In einem aktuellen Interview mit der "Krone" untermauerte der SPÖ-Mann seine Position. Ihm zufolge sei bundesgesetzlich festgelegt, dass jede Landesregierung sich um die Versorgung der Bürger im Bundesland kümmern müsse. Hier kritisierte Hacker die niederösterreichische Landesregierung, sie würde zu wenig für die Bevölkerung tun. Die Menschen dort würden ihm mittlerweile leidtun. Eine Lösung in dem Konflikt sei bis 2028 jedenfalls nicht in Sicht.

Nepp: "Vollkommene Unfähigkeit"

Diese Aussagen sorgen für Empörung bei Wiens FPÖ-Chef Dominik Nepp. Er warf Hacker in einer Aussendung vor, Probleme zu leugnen, Verantwortung abzuschieben und die Bevölkerung für dumm zu verkaufen. Der Gesundheitsstadtrat würde mit dem Finger auf Bund und Länder zeigen, anstatt Lösungen zu präsentieren. Auch, dass sich Streit noch bis 2028 ziehen soll, sorgte für Unmut beim Freiheitlichen. Nepp sprach von einem "gesundheitspolitischen Armutszeugnis" und "vollkommener Unfähigkeit".

Patienten aus Niederösterreich abzulehnen sei "kein Verwaltungsakt", sondern "ein Skandal", urteilte der FPÖ-Politiker. "Alle arbeitenden Österreicher zahlen in das Gesundheitssystem ein und haben ein Recht auf die bestmögliche medizinische Behandlung – unabhängig davon, auf welcher Seite einer Landesgrenze sie wohnen", so die Meinung Nepps. Ihm zufolge würde der Ausschluss von Patienten in Wiener Spitälern das Land spalten und die Versorgungssicherheit gefährden.

FPÖ ortet Problem im Sozialsystem

Die mögliche Lösung des Problems sieht die Wiener FPÖ – wie in vielen anderen Fällen – bei Einsparungen auf dem Flüchtlingssektor. So fordert Nepp, dass ausschließlich österreichische Staatsbürger in Wien die Mindestsicherung erhalten sollen. Die von der Wiener Stadtregierung durchgeführte Streichung der Mindestsicherung für subsidiär Schutzberechtigte würde dem FPÖ-Mann zufolge Lücken aufweisen.

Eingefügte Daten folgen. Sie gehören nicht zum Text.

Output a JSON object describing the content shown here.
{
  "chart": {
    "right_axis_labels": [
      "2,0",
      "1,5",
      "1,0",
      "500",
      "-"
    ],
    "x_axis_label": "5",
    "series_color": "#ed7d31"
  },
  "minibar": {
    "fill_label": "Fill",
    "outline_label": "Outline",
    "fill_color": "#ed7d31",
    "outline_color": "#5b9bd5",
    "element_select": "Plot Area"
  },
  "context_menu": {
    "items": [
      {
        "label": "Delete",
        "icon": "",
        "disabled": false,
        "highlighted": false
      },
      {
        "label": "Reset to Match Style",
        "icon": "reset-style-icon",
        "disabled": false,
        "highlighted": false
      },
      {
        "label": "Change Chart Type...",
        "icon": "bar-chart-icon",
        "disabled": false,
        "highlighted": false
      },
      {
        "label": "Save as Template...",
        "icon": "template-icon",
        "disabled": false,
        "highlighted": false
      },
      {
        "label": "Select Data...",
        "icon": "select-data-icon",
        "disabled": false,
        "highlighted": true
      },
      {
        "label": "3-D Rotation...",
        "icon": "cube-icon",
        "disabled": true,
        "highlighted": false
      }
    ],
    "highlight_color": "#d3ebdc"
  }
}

Nepp bezieht sich dafür auf den Mindestsicherungsbericht vom Jänner 2026. Demnach würden weiterhin über 4.000 subsidiär Schutzberechtigte Leistungen aus der Mindestsicherung beziehen, so der Blaue. Der Wiener FPÖ-Stadtchef schließt daraus, dass das Wiener Sozialsystem weiterhin zum Missbrauch einlade und aus allen Nähten platze.

Dass Hacker dieses System verteidige, sorge bei Nepp für Aufregung. "Wenn die Leistung angeblich gestrichen wurde, wie kann es dann tausende Bezieher geben", so die Frage des FPÖ-Stadtrats. Ihm zufolge könne die Stadt eine Milliarde Euro sparen, würde die Maßnahme konsequent durchgezogen werden. Damit könne man auch auf dem "Gesundheitssektor eine Menge bewegen und die sinnlosen Debatten" beenden.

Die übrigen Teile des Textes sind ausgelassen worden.